You may ask what real difference can easier or cheaper parking make to a family? Caring for a person with challenging behaviour is extremely wearing, even more so if they can run fast and have no sense of danger.  But despite much publicity there is still a lack of public sympathy towards parents of children with ASD.  Getting a Blue Badge restores some of the ‘normal’ to family life and has been very much in the public spotlight due to a recent petition to the Scottish Parliament.

In my view families of children with autism should not have to qualify for high rate mobility (DLA or PIP) to get a Blue Badge.  We need to review the threshold and criteria for qualifying for a Blue Badge.  At a time of recession the awarding of a Blue Badge can make a hugely positive difference to families whilst costing the taxpayer virtually nothing.

Over the last fifteen years there has been a dramatic improvement in the understanding and diagnosis of ASD.  This probably lies behind the modernising of benefits including PIP.  Of course, the improvement in services for families lags behind.  I spoke to a family last week who are in desperate need of support and they have been told they will need to wait until May 2016 for an assessment.  Without an assessment there is no diagnosis, and without a diagnosis there are few services.

We have been very fortunate at Kindred to benefit from some statistical support from Scottish Government.  A few months ago we looked at some test data from our database of families.  The first thing that we could see is that parents of children with ASD feel extremely isolated.  In many ways, these families benefit from the support provided by our service.

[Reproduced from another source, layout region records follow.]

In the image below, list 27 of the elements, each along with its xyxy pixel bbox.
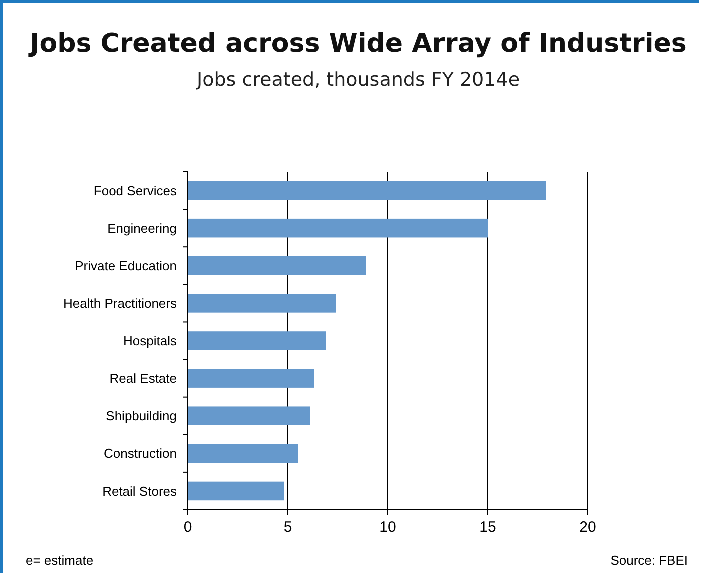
y-tick-label: Real Estate [110,371,177,386]
x-tick-label: 15 [480,519,496,536]
chart-subtitle: Jobs created, thousands FY 2014e [196,69,520,91]
x-tick-label: 10 [380,519,396,536]
text: e= estimate [26,553,94,568]
bar [188,218,488,238]
y-tick-label: Hospitals [124,334,178,349]
bar [188,181,546,200]
source-note: Source: FBEI [610,553,688,568]
y-tick-label: Private Education [75,258,177,274]
bar [188,406,310,426]
bar [188,332,326,350]
bar [188,482,284,501]
y-tick-label: Shipbuilding [106,408,177,424]
y-tick-label: Construction [104,446,177,462]
bar [188,256,366,276]
bar [188,369,314,388]
x-tick-label: 0 [184,519,192,536]
bar [188,444,298,464]
x-tick-label: 5 [284,519,292,536]
y-tick-label: Food Services [94,183,178,198]
x-tick-label: 20 [580,519,596,536]
chart-title: Jobs Created across Wide Array of Industries [28,29,687,59]
y-tick-label: Retail Stores [102,484,178,499]
bar [188,294,336,313]
y-tick-label: Engineering [108,220,177,236]
y-tick-label: Health Practitioners [64,296,178,311]
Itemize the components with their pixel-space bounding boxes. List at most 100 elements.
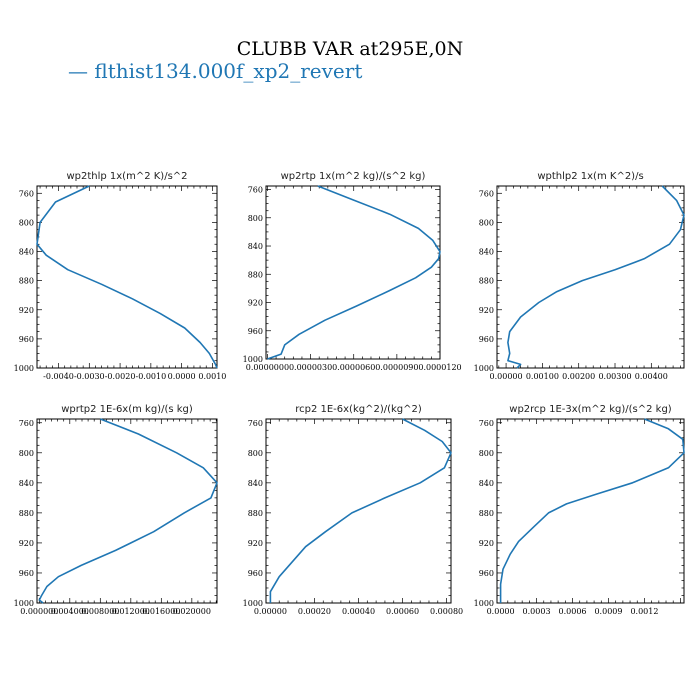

Why do parents of children with ASD feel isolated?  On our Helpline, parents tell us repeatedly that they have become cut off from their friends and family.  This is because the friends and family blame the parents themselves for the child’s behaviour.  Living day in day out with their child, the parent or parents come to see that the child is not being naughty.  ‘Meltdowns’ are triggered by stressful situations such as shopping or interacting with other children.  Gradually, the parents stop joining in anything that that can trigger a meltdown.  Isolation creeps up insidiously from losing contact with friends, to becoming cut off from the community whilst resorting to the comparative safety of online shopping.

Parking up right next to the shop door can make that dreaded shopping trip just manageable.  If you have a child with ASD, you will know that any trip out has to be planned with an ‘exit strategy’.   Meeting up with a friend and their kids is that much more possible if you know you can jump in the car and be home soon if something unexpected happens and your child becomes distressed.

With a Blue Badge, at least you don’t have to walk for miles dragging a screaming, hyperventilating child to the wonder of passers-by.  Not to mention wasting the £5 for parking, or missing out on your dream of a day out with the family.